How Houghton Became The UK’s Best Dance Music Festival

If you’re an electronic music head, there’s every chance you’ve already chewed several ears off about just how good Houghton has become over the past few years. But in 2025, the festival ascended into a new realm. Houghton is now firmly one of the greatest gatherings in the country.

Held in the grounds of Houghton Hall, the festival has grown from a 5,000-capacity jaunt into an almost 20,000-strong celebration — yet both artists and punters still feel as intimate and interconnected as they did at the first edition. There’s a real sense of wonder whenever you head into the forest. Amidst the dislodged dust, stages sit shrouded in mystique; largely unnamed, unpretentiously inviting, and blessed with the best sound systems in the business.

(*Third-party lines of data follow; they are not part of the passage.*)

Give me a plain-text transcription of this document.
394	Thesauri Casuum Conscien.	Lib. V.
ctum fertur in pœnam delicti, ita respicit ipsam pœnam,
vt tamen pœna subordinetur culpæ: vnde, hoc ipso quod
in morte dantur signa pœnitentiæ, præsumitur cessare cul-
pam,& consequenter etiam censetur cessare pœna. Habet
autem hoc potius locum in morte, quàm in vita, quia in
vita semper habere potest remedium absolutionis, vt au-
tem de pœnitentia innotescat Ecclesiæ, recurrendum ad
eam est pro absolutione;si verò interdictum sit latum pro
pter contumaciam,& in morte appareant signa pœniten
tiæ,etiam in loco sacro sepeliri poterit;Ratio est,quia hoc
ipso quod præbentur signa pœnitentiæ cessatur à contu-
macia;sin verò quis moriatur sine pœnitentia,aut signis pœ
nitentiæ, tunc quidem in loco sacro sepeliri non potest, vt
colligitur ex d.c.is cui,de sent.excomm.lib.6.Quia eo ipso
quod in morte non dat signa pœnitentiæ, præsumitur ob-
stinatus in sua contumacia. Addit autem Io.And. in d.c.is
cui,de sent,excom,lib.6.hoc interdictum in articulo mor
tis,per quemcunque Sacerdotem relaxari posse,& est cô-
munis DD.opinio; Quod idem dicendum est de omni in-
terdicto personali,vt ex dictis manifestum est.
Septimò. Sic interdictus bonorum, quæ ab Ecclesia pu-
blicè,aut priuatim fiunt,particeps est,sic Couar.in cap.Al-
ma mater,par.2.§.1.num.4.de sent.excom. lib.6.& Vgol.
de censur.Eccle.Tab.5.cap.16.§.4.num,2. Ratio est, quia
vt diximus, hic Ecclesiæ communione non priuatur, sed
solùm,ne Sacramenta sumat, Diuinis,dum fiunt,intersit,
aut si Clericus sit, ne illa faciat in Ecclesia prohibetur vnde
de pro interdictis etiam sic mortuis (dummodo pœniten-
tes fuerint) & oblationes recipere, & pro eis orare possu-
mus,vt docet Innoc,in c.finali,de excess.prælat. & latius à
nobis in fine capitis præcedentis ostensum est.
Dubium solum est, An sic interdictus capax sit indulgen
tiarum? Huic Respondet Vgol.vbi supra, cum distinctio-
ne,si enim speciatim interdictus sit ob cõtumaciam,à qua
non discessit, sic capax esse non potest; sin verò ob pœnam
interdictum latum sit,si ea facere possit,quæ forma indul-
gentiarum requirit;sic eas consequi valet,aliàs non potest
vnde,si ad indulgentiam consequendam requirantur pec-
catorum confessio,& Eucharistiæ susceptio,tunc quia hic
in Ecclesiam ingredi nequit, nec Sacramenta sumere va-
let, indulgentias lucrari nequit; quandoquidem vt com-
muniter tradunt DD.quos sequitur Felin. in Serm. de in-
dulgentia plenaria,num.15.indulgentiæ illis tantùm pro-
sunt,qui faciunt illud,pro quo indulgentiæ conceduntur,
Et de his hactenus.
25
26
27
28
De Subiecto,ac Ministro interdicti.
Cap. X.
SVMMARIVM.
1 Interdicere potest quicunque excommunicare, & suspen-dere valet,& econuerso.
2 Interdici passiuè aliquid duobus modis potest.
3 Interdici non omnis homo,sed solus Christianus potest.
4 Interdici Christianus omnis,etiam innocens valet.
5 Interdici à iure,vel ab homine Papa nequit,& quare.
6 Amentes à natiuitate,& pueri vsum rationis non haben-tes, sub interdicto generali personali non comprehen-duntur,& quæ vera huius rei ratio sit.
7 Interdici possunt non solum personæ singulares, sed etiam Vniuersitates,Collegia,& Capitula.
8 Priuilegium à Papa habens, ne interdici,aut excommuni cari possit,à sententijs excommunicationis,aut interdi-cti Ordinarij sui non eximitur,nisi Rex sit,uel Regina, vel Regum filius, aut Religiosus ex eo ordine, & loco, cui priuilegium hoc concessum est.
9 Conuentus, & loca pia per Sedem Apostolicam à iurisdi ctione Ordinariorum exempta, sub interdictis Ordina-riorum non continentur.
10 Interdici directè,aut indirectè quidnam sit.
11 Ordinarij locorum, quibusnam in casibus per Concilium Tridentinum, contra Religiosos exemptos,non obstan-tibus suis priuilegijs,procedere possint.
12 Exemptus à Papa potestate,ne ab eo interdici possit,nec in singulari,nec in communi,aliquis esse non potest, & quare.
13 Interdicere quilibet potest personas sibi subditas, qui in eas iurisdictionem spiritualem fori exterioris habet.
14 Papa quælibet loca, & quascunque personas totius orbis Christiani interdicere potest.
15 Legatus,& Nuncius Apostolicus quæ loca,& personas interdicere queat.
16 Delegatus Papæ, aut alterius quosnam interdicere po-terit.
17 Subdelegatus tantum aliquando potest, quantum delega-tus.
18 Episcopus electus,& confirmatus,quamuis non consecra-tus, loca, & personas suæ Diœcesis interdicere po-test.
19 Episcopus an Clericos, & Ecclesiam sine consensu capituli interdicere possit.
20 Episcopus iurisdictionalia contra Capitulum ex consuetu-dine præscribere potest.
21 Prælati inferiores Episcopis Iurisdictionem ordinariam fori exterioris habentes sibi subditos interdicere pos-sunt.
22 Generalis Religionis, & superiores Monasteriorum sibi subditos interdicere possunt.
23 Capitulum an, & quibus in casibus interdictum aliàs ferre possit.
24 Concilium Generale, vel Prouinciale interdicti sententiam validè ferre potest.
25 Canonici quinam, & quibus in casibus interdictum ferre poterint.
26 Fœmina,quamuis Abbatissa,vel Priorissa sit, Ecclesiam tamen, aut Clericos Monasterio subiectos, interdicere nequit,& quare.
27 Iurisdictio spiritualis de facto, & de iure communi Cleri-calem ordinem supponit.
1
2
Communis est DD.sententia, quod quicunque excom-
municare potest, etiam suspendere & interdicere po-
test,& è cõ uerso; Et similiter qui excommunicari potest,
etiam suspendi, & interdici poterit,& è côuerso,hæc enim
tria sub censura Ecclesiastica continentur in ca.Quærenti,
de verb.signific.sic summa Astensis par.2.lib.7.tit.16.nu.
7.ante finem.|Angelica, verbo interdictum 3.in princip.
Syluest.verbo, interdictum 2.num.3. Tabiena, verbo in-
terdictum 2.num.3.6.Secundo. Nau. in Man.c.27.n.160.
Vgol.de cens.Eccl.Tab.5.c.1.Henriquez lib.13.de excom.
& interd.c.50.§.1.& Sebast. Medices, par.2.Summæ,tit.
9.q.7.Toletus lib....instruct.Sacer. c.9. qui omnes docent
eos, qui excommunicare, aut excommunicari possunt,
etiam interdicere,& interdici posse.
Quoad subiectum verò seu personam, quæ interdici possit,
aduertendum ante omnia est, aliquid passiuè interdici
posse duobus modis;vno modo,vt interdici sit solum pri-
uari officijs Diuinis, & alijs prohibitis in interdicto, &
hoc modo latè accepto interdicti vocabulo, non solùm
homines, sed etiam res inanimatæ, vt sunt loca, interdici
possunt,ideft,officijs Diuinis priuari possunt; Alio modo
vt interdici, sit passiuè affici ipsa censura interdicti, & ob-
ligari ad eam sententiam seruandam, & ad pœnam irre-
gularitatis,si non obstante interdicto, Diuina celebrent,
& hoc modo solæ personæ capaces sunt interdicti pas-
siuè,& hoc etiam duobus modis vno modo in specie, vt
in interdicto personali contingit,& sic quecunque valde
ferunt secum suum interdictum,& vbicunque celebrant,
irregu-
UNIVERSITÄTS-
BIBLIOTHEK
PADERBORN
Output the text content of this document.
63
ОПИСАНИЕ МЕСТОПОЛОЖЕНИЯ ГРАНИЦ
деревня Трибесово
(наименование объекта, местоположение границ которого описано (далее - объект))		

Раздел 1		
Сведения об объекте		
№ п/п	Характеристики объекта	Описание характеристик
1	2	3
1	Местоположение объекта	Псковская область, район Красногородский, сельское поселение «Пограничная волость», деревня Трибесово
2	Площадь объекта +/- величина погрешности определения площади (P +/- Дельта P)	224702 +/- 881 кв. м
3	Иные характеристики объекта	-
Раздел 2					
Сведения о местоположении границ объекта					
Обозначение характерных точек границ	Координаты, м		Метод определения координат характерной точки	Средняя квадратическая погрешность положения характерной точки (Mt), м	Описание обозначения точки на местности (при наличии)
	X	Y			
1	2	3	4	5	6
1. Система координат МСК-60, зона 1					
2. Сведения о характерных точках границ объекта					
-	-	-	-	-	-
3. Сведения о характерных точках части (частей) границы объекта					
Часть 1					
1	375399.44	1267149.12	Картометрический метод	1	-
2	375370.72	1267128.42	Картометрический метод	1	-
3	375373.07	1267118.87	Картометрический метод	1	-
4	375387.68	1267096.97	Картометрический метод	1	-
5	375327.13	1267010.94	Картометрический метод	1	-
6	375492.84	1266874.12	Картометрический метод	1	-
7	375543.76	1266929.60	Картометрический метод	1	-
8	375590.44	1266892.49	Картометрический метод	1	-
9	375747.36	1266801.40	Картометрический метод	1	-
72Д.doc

Houghton boasts a gold standard of electronic music. From legends like Ricardo Villalobos and Chez Damier through to regulars like Peach and Palms Trax, there was something for old heads and newcomers alike.

There’s a whole different meaning to the term “locked in” when you’re deep in Houghton Hall Forest. With no phone signal until you’re miles from the site, the immersion, frivolity and interconnection felt like a festival from the Time Before. People actually talked to one another. Dancers weren’t documenting every moment on their phones. The music had a deeper appreciation as a result.

 

Much of this heightened absorption comes down to Craig Richards’ DJing philosophy. In a Resident Advisor interview back in 2019, Richards said: “A dance floor is the most successful for me where people have their heads down and they’re dancing.” On the ground, that ethos was everywhere — phones rarely surfaced for long, despite TikTok later blowing up with ridiculous reactions to Big Tunes captured in the aftermath.

The curation of the experience, for artists and attendees alike, was meticulous. The pacing of the festival stems from Richards’ obsession with building things gradually into a dedicated groove. That groove simmered slowly across a scorching weekend, bubbling from low-key rollers into a heavy-hitting crescendo, with Mala and John Talabot seeing out proceedings with deeper, more intense wobblers.

But it wasn’t just the music that delivered. Away from the dancefloors, attendees were spoilt for choice when they needed a breather from the bedlam. This year saw a stronger artistic presence across the grounds. Chris Levine lit up the night with an incredible installation: a beam fired from a camper van into the sky, refracting into a full purple rainbow that even Mace Windu would have admired. Studio Ebba’s Pulse was another standout; an interactive shrine that converted the bioelectric signals of trees into waves of sound and light.

Beyond the art, there were experiential gems tucked into every corner. Down at the chill-out zone near The Orchard, you could request a personalised poem from a man in a shed, bliss out at a moon bath, or sip tea and chat in Auntea’s living room.

One must-do experience actually sat outside the main site. Hop on a tractor and you’d be whisked through Houghton Hall’s sprawling sculpture garden, where you could encounter immersive work by Stephen Cox or stare skyward inside one of James Turrell’s celestial skylight installations.

Right now, Houghton sits in a truly magical sweet spot. With its eclectic line-up, beautiful setting, and brilliant crowd, Houghton isn’t just one of the UK’s best dance music festivals — it’s actively restoring faith in the future of festivals as a whole. As it continues to grow in stature and size, we hope the optimism it inspires will only rise alongside it.